Ainda que Educação não seja sinônimo de escola e que a Sociologia da Educação foque também
os espaços ampliados que educam, o privilégio da atenção é dado à escola, que surgiu na modernidade e que está presente em todos os continentes, especialmente nos ambientes
urbanos. Isso mostra a importância e perpetuação desse espaço social como sendo o lócus que
deve primar pelo ensino e transmissão do rol de conhecimentos produzidos e mantidos pela sociedade ao longo dos tempos, formando as diferentes gerações. A instituição escola assume,
então, uma centralidade e um grau de referência exemplar nas diferentes culturas e isso deixa marcas que se irradiam para outras esferas do social que atuam com formalidade ou
informalidade, com intencionalidade planejada ou não. A escola passa a ser um lugar que
permite observar, conhecer e interpretar aspectos e relações que estão presentes no contexto
macro da esfera social, pois que ambos interagem e interinfluenciam-se.

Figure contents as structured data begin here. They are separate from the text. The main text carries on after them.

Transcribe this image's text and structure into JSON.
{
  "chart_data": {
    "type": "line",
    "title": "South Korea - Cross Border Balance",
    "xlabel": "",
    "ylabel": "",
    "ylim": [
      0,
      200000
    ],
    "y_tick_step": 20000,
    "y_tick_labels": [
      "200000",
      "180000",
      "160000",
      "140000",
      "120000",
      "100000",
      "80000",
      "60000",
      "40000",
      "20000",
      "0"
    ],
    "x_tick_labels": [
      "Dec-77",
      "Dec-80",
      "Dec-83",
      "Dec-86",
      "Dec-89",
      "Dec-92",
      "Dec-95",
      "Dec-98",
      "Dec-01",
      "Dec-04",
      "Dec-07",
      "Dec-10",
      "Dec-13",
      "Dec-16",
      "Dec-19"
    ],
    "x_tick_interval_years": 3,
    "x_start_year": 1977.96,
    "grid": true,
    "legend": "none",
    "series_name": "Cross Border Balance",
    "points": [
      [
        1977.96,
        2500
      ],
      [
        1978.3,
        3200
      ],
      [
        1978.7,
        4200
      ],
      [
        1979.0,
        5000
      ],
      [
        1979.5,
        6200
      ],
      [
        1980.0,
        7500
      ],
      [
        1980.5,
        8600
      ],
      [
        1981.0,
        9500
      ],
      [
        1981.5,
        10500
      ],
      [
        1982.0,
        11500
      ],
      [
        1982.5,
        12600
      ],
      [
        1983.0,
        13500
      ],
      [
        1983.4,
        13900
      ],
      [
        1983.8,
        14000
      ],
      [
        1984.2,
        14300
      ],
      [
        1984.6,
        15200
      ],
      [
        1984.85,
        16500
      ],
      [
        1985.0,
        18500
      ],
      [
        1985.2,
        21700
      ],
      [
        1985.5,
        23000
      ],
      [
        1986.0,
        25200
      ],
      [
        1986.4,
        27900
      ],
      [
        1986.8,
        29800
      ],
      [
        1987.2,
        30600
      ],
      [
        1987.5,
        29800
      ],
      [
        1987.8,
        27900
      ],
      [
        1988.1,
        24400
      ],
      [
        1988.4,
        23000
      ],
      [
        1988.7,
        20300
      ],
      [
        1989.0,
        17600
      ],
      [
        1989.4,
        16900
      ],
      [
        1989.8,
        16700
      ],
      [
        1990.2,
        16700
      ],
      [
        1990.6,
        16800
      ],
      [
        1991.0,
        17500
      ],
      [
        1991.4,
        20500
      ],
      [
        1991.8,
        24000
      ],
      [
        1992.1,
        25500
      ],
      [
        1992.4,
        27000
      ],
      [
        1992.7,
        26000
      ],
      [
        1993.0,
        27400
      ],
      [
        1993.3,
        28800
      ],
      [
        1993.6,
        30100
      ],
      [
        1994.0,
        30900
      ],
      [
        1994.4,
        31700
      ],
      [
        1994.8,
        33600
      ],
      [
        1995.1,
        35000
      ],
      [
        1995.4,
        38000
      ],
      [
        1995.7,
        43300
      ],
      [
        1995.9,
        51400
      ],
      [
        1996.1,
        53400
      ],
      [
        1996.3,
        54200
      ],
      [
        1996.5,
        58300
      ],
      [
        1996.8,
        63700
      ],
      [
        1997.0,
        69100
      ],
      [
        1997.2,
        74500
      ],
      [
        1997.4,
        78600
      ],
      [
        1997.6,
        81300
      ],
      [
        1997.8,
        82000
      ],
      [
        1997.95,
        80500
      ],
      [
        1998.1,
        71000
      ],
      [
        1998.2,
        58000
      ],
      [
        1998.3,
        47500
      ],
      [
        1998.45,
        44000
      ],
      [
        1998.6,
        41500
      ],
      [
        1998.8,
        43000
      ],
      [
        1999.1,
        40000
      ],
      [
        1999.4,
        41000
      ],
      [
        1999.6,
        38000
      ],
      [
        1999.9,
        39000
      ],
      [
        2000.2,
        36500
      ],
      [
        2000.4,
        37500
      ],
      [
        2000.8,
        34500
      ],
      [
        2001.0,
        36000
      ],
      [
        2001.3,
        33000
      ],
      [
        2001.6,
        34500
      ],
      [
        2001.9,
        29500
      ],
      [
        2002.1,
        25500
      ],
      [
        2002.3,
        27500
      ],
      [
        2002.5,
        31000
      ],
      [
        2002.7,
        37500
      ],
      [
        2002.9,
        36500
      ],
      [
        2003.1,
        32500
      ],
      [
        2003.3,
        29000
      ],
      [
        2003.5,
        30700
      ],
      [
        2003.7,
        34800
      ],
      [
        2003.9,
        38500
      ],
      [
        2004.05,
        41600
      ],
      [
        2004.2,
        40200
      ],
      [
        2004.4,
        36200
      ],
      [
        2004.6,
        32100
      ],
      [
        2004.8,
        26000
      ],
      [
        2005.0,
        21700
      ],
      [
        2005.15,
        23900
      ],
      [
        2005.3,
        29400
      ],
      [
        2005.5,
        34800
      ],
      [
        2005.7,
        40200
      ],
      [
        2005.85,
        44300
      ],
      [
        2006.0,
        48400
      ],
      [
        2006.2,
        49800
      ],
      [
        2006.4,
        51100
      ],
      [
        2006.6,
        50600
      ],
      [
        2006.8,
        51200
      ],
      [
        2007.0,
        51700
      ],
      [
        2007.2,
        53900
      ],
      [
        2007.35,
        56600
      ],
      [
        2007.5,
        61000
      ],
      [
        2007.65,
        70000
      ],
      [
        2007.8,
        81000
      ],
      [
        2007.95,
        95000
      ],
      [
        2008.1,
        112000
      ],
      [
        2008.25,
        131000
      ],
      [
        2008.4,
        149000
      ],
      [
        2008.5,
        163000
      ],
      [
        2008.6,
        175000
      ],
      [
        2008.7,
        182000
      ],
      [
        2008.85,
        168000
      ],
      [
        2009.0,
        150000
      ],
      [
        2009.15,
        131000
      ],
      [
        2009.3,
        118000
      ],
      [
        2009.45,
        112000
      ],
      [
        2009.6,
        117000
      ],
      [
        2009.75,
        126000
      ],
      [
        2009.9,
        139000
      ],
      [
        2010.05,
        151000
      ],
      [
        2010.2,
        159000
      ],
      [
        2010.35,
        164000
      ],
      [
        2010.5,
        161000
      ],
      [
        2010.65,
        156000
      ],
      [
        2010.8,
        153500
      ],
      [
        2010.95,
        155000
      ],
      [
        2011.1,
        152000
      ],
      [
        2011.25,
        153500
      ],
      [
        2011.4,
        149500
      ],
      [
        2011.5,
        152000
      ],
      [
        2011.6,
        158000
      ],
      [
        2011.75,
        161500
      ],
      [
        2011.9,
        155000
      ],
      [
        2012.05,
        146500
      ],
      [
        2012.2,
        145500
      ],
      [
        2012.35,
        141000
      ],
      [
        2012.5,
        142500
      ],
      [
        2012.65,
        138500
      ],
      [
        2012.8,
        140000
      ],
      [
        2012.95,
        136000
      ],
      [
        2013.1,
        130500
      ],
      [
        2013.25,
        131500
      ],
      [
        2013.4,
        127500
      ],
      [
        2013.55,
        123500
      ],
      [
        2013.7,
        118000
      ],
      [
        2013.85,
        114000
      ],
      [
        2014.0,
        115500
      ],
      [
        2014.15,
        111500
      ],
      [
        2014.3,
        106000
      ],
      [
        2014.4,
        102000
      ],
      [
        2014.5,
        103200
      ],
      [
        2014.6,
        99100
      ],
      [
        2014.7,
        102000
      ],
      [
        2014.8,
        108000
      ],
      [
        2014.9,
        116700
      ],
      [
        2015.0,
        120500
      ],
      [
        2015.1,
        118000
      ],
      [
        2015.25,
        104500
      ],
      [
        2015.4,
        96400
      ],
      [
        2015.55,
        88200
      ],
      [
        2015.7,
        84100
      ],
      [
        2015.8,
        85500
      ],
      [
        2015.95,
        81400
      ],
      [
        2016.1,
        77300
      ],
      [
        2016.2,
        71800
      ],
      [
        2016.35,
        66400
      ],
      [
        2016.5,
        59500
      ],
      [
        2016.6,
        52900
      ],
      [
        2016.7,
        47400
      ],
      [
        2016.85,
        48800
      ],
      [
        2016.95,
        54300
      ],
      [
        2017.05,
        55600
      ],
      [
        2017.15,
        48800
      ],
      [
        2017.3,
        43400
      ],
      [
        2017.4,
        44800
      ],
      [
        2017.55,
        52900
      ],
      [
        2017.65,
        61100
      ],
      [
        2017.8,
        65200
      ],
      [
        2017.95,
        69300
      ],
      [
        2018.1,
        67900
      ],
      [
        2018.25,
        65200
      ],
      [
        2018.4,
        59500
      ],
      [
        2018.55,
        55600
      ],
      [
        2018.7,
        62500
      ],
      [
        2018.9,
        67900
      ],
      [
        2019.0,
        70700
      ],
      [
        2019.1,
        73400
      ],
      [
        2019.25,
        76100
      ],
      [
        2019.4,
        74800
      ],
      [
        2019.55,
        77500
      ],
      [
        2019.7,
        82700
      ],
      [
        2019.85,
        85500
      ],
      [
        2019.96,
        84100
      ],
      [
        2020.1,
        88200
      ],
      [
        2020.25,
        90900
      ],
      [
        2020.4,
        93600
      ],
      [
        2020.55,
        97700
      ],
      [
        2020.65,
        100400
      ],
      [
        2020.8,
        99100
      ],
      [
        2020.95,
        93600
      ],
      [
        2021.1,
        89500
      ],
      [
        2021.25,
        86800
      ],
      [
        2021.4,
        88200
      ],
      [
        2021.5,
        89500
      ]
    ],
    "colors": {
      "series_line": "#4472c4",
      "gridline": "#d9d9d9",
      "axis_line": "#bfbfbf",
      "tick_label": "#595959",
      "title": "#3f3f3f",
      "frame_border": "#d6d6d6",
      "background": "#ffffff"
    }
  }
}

Sendo assim, a Sociologia da Educação, ao ver a escola como centro tradicionalmente irradiador de processos educativos, não pode deixar de considerar o potencial criativo das instituições e
movimentos sociais na formação humana. Tida a educação não escolar como forma de agenciamento para a construção de justiça social e de direitos, num trabalho intersetorial e
interdisciplinarmente integrado (FRANCISCO; MARTINS, 2017), como também se configura
“como um campo de práticas socioeducativas que se distinguem da chamada educação formal
ou do ensino típico das instituições escolares” (GROPPO, 2013, p. 60).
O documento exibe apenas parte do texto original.